Sunday, July 14, 2013

(5) Sejenak Menjadi Asing

Salah satu teman memberi komentar tulisan-tulisan saya dalam "Tafakkur Ramadhan" melalui kotak surat (inbox) di akun Facebook. Ia menanyakan dengan serius mengapa tulisan-tulisan saya kali ini selalu muram dan 'galau'? Karena kebaikan hatinya pula, ia tak inginkan jawaban; ia hanya ingin mengungkapkan doanya semoga Allah menerangi jalan saya dan berkenan mengurai benang-benang permasalahan yang terpintal acak oleh ketidakpastian zaman. 

Melalui tulisan saya kali ini, saya ingin berterimakasih kepadanya sebagai ungkapan "amin" atas doa-doa baik dan perhatiannya. Saya juga ingin menyatakan permintaan maaf atas ketidaksengajaan saya menyeret orang lain ke dalam kegalauan-kegalauan pribadi di ruang saya yang sedang gelap dan pengap. 

Tentu ini bukan ungkapan apologetik belaka, karena bagaimana pun, yang saya lakukan adalah menuliskan satu rasa dalam satu hari. Padahal kita semua tahu betapa banyak sebenarnya yang kita rasakan sejak matahari terbit hingga terbit lagi...? Dalam sehari, sebenarnya manusia tidak pernah hanya diberikan pengalaman sedih saja atau senang saja. Dalam keseharian, tentu dua hal itu datang menyapa berganti-ganti, hanya saja apa yang dominan kemudian menjadi kuburan atas rasa yang lain, itu saja penyebabnya. 

Bukankah ini seperti penulisan sejarah, kita hanya cenderung mencatat apa yang ingin kita abadikan saja; kita sering tak menyadari bahwa disana selalu ada opsi tentang apa yang ingin kita ingat dan apa yang ingin kita lupakan. Sejatinya, sejarah adalah proses mengingat dan melupakan dalam satu waktu, dan dalam proses itu selalu ada pemilihan yang subyektif tentang apa yang kita sebut dengan istilah "memori". Ketidaksadaran atas keterlibatan diri atau subyek inilah yang biasanya disebut dengan alienasi (keterasingan). 

Saat melakukan refleksi atau tafaakur, sebenarnya kita memang sedang mengasing sebentar. Sejenak kita keluar dari diri kita sendiri, agar diri kita menjadi lebih nampak dan lebih terkenali.
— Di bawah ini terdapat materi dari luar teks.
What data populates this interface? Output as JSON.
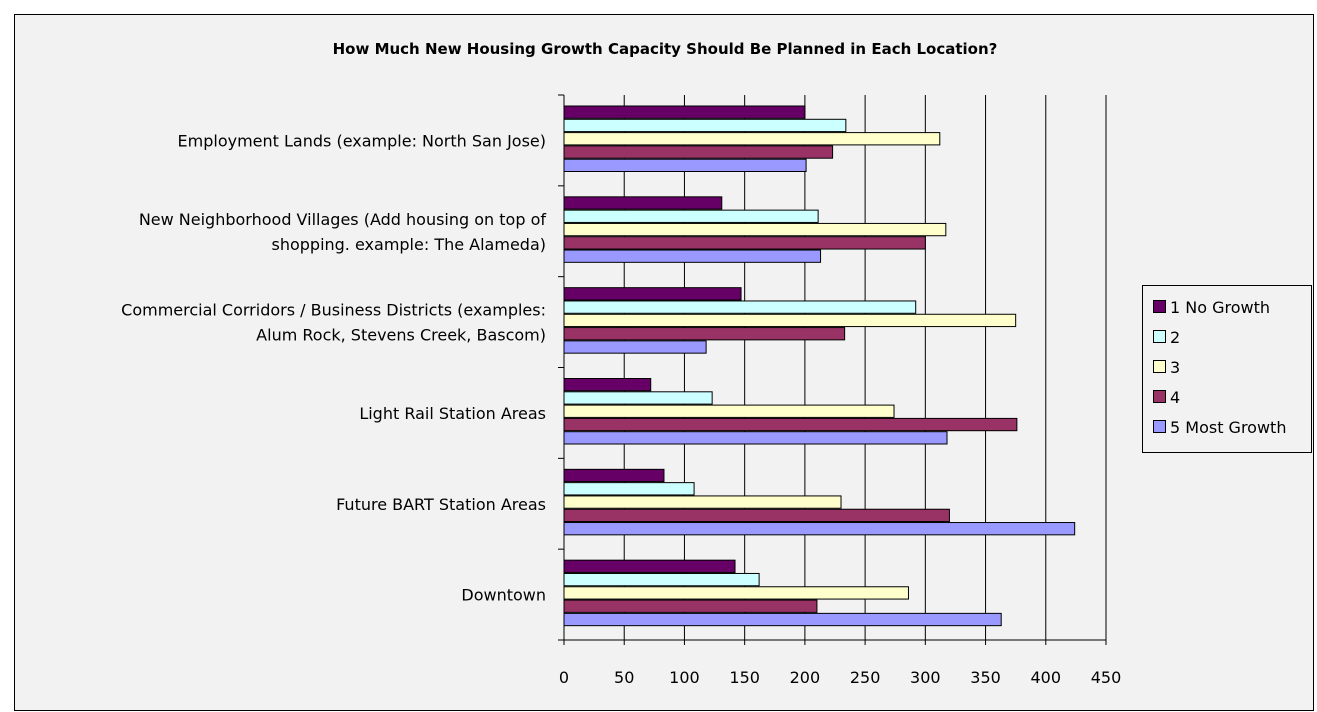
{
  "chart_data": {
    "type": "bar",
    "orientation": "horizontal",
    "title": "How Much New Housing Growth Capacity Should Be Planned in Each Location?",
    "xlabel": "",
    "ylabel": "",
    "xlim": [
      0,
      450
    ],
    "xticks": [
      "0",
      "50",
      "100",
      "150",
      "200",
      "250",
      "300",
      "350",
      "400",
      "450"
    ],
    "grid": "vertical",
    "legend_position": "right",
    "categories": [
      [
        "Employment Lands (example: North San Jose)"
      ],
      [
        "New Neighborhood Villages (Add housing on top of",
        "shopping. example: The Alameda)"
      ],
      [
        "Commercial Corridors / Business Districts (examples:",
        "Alum Rock, Stevens Creek, Bascom)"
      ],
      [
        "Light Rail Station Areas"
      ],
      [
        "Future BART Station Areas"
      ],
      [
        "Downtown"
      ]
    ],
    "series": [
      {
        "name": "1 No Growth",
        "color": "#660066",
        "values": [
          200,
          131,
          147,
          72,
          83,
          142
        ]
      },
      {
        "name": "2",
        "color": "#ccffff",
        "values": [
          234,
          211,
          292,
          123,
          108,
          162
        ]
      },
      {
        "name": "3",
        "color": "#ffffcc",
        "values": [
          312,
          317,
          375,
          274,
          230,
          286
        ]
      },
      {
        "name": "4",
        "color": "#993366",
        "values": [
          223,
          300,
          233,
          376,
          320,
          210
        ]
      },
      {
        "name": "5 Most Growth",
        "color": "#9999ff",
        "values": [
          201,
          213,
          118,
          318,
          424,
          363
        ]
      }
    ]
  }
}
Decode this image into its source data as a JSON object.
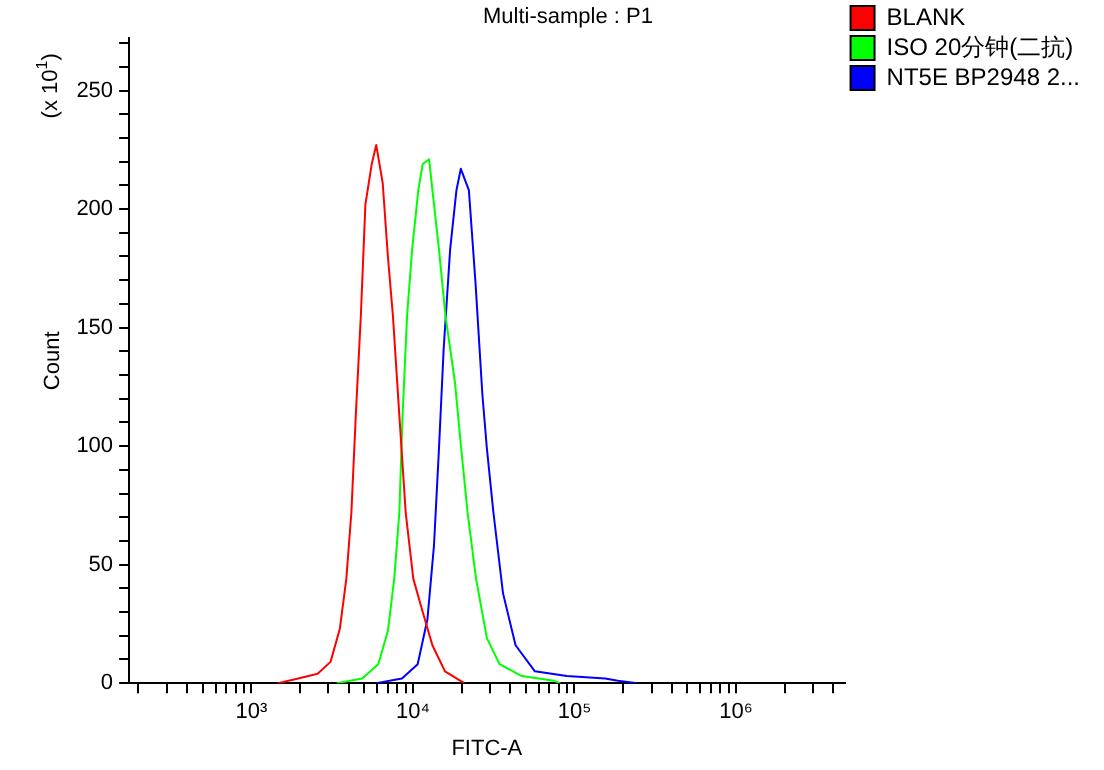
{
  "chart_data": {
    "type": "line",
    "title": "Multi-sample : P1",
    "xlabel": "FITC-A",
    "ylabel": "Count",
    "annotations": [
      "(x 10$^{1}$)"
    ],
    "log": "x",
    "xlim": [
      175,
      4700000
    ],
    "xticks": [
      {
        "value": 200,
        "label": null
      },
      {
        "value": 300,
        "label": null
      },
      {
        "value": 400,
        "label": null
      },
      {
        "value": 500,
        "label": null
      },
      {
        "value": 600,
        "label": null
      },
      {
        "value": 700,
        "label": null
      },
      {
        "value": 800,
        "label": null
      },
      {
        "value": 900,
        "label": null
      },
      {
        "value": 1000,
        "label": "10³"
      },
      {
        "value": 2000,
        "label": null
      },
      {
        "value": 3000,
        "label": null
      },
      {
        "value": 4000,
        "label": null
      },
      {
        "value": 5000,
        "label": null
      },
      {
        "value": 6000,
        "label": null
      },
      {
        "value": 7000,
        "label": null
      },
      {
        "value": 8000,
        "label": null
      },
      {
        "value": 9000,
        "label": null
      },
      {
        "value": 10000,
        "label": "10⁴"
      },
      {
        "value": 20000,
        "label": null
      },
      {
        "value": 30000,
        "label": null
      },
      {
        "value": 40000,
        "label": null
      },
      {
        "value": 50000,
        "label": null
      },
      {
        "value": 60000,
        "label": null
      },
      {
        "value": 70000,
        "label": null
      },
      {
        "value": 80000,
        "label": null
      },
      {
        "value": 90000,
        "label": null
      },
      {
        "value": 100000,
        "label": "10⁵"
      },
      {
        "value": 200000,
        "label": null
      },
      {
        "value": 300000,
        "label": null
      },
      {
        "value": 400000,
        "label": null
      },
      {
        "value": 500000,
        "label": null
      },
      {
        "value": 600000,
        "label": null
      },
      {
        "value": 700000,
        "label": null
      },
      {
        "value": 800000,
        "label": null
      },
      {
        "value": 900000,
        "label": null
      },
      {
        "value": 1000000,
        "label": "10⁶"
      },
      {
        "value": 2000000,
        "label": null
      },
      {
        "value": 3000000,
        "label": null
      },
      {
        "value": 4000000,
        "label": null
      }
    ],
    "ylim": [
      0,
      272
    ],
    "yticks": [
      0,
      {
        "value": 10,
        "label": null
      },
      {
        "value": 20,
        "label": null
      },
      {
        "value": 30,
        "label": null
      },
      {
        "value": 40,
        "label": null
      },
      50,
      {
        "value": 60,
        "label": null
      },
      {
        "value": 70,
        "label": null
      },
      {
        "value": 80,
        "label": null
      },
      {
        "value": 90,
        "label": null
      },
      100,
      {
        "value": 110,
        "label": null
      },
      {
        "value": 120,
        "label": null
      },
      {
        "value": 130,
        "label": null
      },
      {
        "value": 140,
        "label": null
      },
      150,
      {
        "value": 160,
        "label": null
      },
      {
        "value": 170,
        "label": null
      },
      {
        "value": 180,
        "label": null
      },
      {
        "value": 190,
        "label": null
      },
      200,
      {
        "value": 210,
        "label": null
      },
      {
        "value": 220,
        "label": null
      },
      {
        "value": 230,
        "label": null
      },
      {
        "value": 240,
        "label": null
      },
      250,
      {
        "value": 260,
        "label": null
      },
      {
        "value": 270,
        "label": null
      }
    ],
    "grid": false,
    "legend": "top right",
    "marker": "none",
    "line_style": "solid",
    "series": [
      {
        "name": "BLANK",
        "color": "#ff0000",
        "x": [
          1460,
          1950,
          2570,
          3090,
          3530,
          3870,
          4160,
          4430,
          4760,
          5080,
          5560,
          5930,
          6500,
          7000,
          7520,
          8240,
          9020,
          10060,
          11500,
          13200,
          15800,
          20800
        ],
        "values": [
          0,
          2,
          4,
          9,
          23,
          44,
          72,
          113,
          155,
          202,
          219,
          227,
          211,
          180,
          155,
          113,
          72,
          44,
          30,
          16,
          5,
          0
        ]
      },
      {
        "name": "ISO 20分钟(二抗)",
        "color": "#00ff00",
        "x": [
          3380,
          4850,
          6100,
          7000,
          7660,
          8240,
          8630,
          9200,
          9890,
          10800,
          11500,
          12600,
          13500,
          14500,
          15900,
          18200,
          19900,
          21800,
          24600,
          28700,
          34400,
          47300,
          74600,
          81800
        ],
        "values": [
          0,
          2,
          8,
          22,
          44,
          72,
          113,
          155,
          183,
          208,
          219,
          221,
          202,
          183,
          155,
          127,
          99,
          72,
          44,
          19,
          8,
          3,
          1,
          0
        ]
      },
      {
        "name": "NT5E BP2948 2...",
        "color": "#0000ff",
        "x": [
          5930,
          8550,
          10700,
          12300,
          13500,
          14500,
          15500,
          17000,
          18600,
          19800,
          22200,
          24400,
          26900,
          28700,
          31500,
          36100,
          43200,
          56900,
          89700,
          155000,
          186000,
          245000
        ],
        "values": [
          0,
          2,
          8,
          27,
          58,
          99,
          141,
          183,
          208,
          217,
          208,
          169,
          122,
          99,
          72,
          38,
          16,
          5,
          3,
          2,
          1,
          0
        ]
      }
    ]
  }
}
Ada ungkapan bijak mengatakan "tiada nabi yang mudah diterima di negerinya sendiri" karena memang biasanya manusia lebih menghargai sesuatu yang baru; sesuatu yang asing. Saat nabi-nabi itu menjadi orang asing, terbukti mereka lebih mudah diterima dan dipercaya...

Teman, hampir-hampir semua ibadah kita adalah bentuk-bentuk pengasingan... sholat adalah saat kita sejenak mengasingkan diri dari kebisingan dunia. Zakat sebagai pengasingan diri dari jiwa yang biasanya tak peduli sesama; pengasingan dari nafsu yang wajar jika tak berbagi. Haji juga demikian halnya, saat di Makkah kita melakukan ritual-ritual "asing" di tempat asing...  Jika kita resapi satu esensi lain dari bulan suci Ramadhan ini, kita juga dapati bulan ini sebagai wujud dari prosesi pengasingan; kita menjadi "asing"  karena tiba-tiba harus mengubah pola makan dan minum yang sudah biasa... menjadi asing dengan "mendadak sholeh"... menjadi asing dengan kebiasaan-kebiasaan baru yang tidak lumrah dilakukan di sepanjang tahun... 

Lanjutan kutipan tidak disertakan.